Acid-base interactions in microbial adhesion to hexadecane and chloroform

Acid-base interactions play an important role in adhesion, including microbial adhesion to surfaces. Qualitatively acid-base interactions in microbial adhesion can be demonstrated by comparing adhesion to hexadecane (a negatively charged interface in aqueous solutions, unable to exert acid-base interactions) and chloroform (able to exert acid-base interactions) from aqueous suspensions of microorganisms. For 31 different microbial strains (4 Escherichia coli, 4 Enterococcus faecalis, 4 lactobacilli, 10 staphylococci, 9 streptococci) in low and high ionic strength potassium phosphate buffers, adhesion to chloroform was initially faster and in a stationary end-point more extensive than to hexadecane, due to acid-base interactions additionally operative from chloroform. However, a quantitative surface thermodynamical analysis of acid-base interactions based on water, formamide, methylene iodide and a-bromonaphthalene contact angles failed to explain the adhesion data obtained at low ionic strength, likely because of interference of electrostatic interactions.

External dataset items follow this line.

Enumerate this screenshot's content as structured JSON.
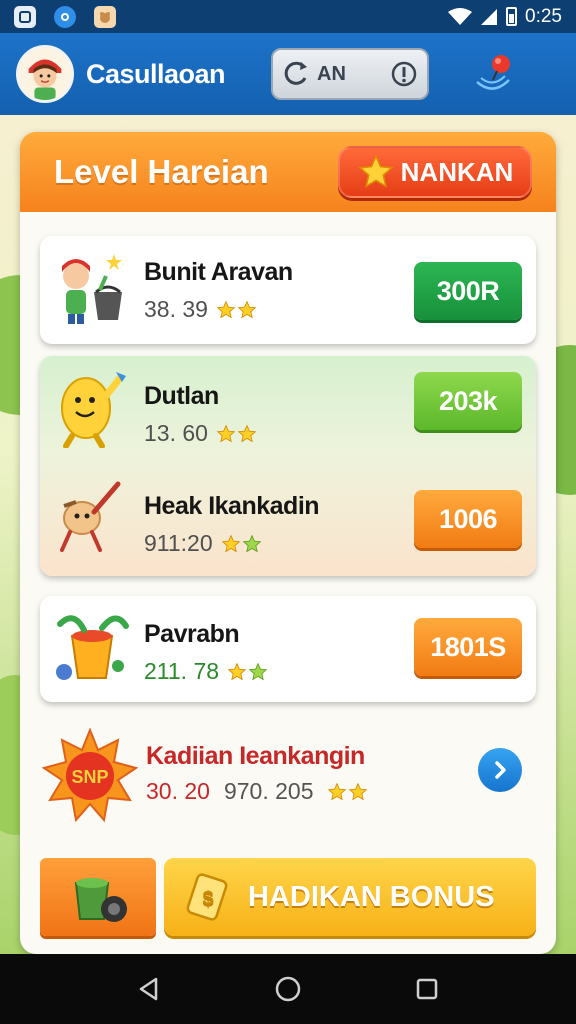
{
  "status_bar": {
    "time": "0:25",
    "icons": [
      "app-notification-icon",
      "app-notification-icon",
      "app-notification-icon",
      "wifi-icon",
      "signal-icon",
      "battery-icon"
    ]
  },
  "header": {
    "app_title": "Casullaoan",
    "pill_label": "AN",
    "colors": {
      "bar": "#1460b0"
    }
  },
  "panel": {
    "title": "Level Hareian",
    "rank_button": "NANKAN",
    "tasks": [
      {
        "title": "Bunit Aravan",
        "meta": "38. 39",
        "reward": "300R",
        "color": "#17903b"
      },
      {
        "title": "Dutlan",
        "meta": "13. 60",
        "reward": "203k",
        "color": "#5cb82b"
      },
      {
        "title": "Heak Ikankadin",
        "meta": "911:20",
        "reward": "1006",
        "color": "#f27b14"
      },
      {
        "title": "Pavrabn",
        "meta": "211. 78",
        "reward": "1801S",
        "color": "#f27b14"
      }
    ],
    "special": {
      "badge": "SNP",
      "title": "Kadiian Ieankangin",
      "meta_value": "30. 20",
      "meta_sub": "970. 205"
    },
    "bonus_button": "HADIKAN BONUS"
  },
  "nav": {
    "icons": [
      "back-icon",
      "home-icon",
      "recents-icon"
    ]
  }
}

A weak relationship between initial removal rates and the acid-base interfacial free energy of adhesion was observed for the high ionic strength data, provided the analysis was confined to strains with an absolute zeta potential less than 15 mV. Similarly, a weak relationship was obtained between the Gibbs free energy of partitioning, calculated from the stationary end-point adhesion of the strains, and the acid-base interfacial free energy of adhesion. It is concluded that acid-base interactions play a definitive role in microbial adhesion, but the extent to which thermodynamically determined acid-base interactions eventually become operative in microbial adhesion may vary from strain to strain due to the presence of structural appendages and chemical heterogeneities on microbial cell surfaces.